African Clawed Frog is totally different

Also, Gizmothefreaky is very right, you do NOT want African Clawed Frogs with your fish. They will eat anything that fits in their mouth, and from the attached photos, you'll get an idea of just how big that mouth is. lol

The ACF in my photo is a female and she's not quite fully grown, the dwarf is a male and he's an adult.


----------



## sbrit94 (Aug 1, 2013)

I want to get some dwarfs but because I live with my mother I can't because she has an extreme fear of frogs :/ .. for now I'm going to continuing with my guppy/neon tank.


----------



## Kittiesdragons (May 1, 2013)

Ah I want a dwarf frog so badly! My friend has a couple in her tank and they are so cute and funny! I'm just not sure how my bettas would take to one... I'd hate to spend money and kill the poor thing... :-( that would be more than my heart could take!


----------



## sbrit94 (Aug 1, 2013)

I got one!!!!! I was finally able to sneak one into my tank! He/she is so cute! And a bit on the small side so I'm thinking it's rather young still.


----------



## Kumo (Oct 26, 2013)

African clawed frogs are like the big meanie version of the african dwarf frog. Clawed frogs look a lot more bulky than dwarf frogs. Both frogs have little claws on their front and back feet. Sometimes african clawed frogs have their skin dyed a color, and take on the name "jelly bean frog"


----------



## Skyewillow (Dec 28, 2012)

Kumo said:


> African clawed frogs are like the big meanie version of the african dwarf frog.


I'm not sure what that's supposed to mean, but ACF's aren't aggressive at all. 

People just tend to get "Aggressive" (territorial) and "Hungry" (eating fish and smaller tank mates) confused.

frogs in general eat fish, snails, smaller frogs, and invertebrates in the wild. Someone sees a cute little frog, doesn't bother looking it up, brings it home, and throws it in their fish tank. As that frog grows, the size of the fish it can fit into its mouth does too. This isn't much of an issue with dwarfs, because they stay smaller than most aquarium fish; but if you have fry, they're on the menu, as are small snails, and shrimp larvae.

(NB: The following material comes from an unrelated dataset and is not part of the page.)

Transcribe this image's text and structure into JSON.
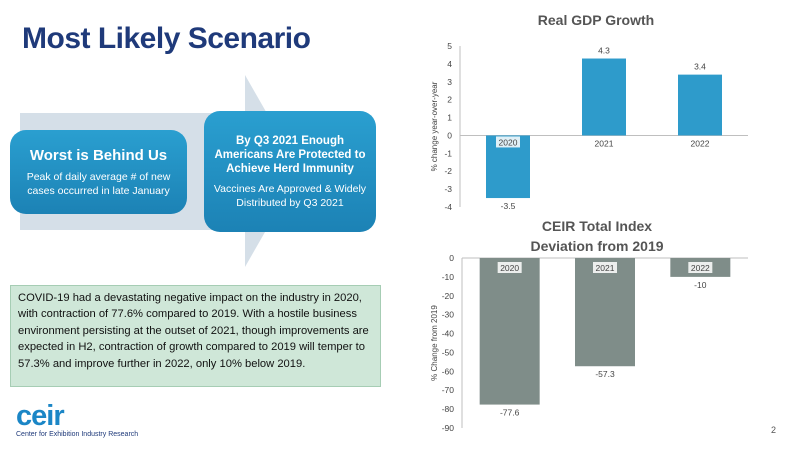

I hand feed my adult clawed frog every other day, I often have to chase her down to get her to realize that I have food, and I'm not coming to eat her. Once she settles down though, she gently takes the food from my hands before cramming it into her mouth.


----------



## sbrit94 (Aug 1, 2013)

I net my little guy/girl and feed it that way. Otherwise my other fish will get to it waayyyy before it does.


----------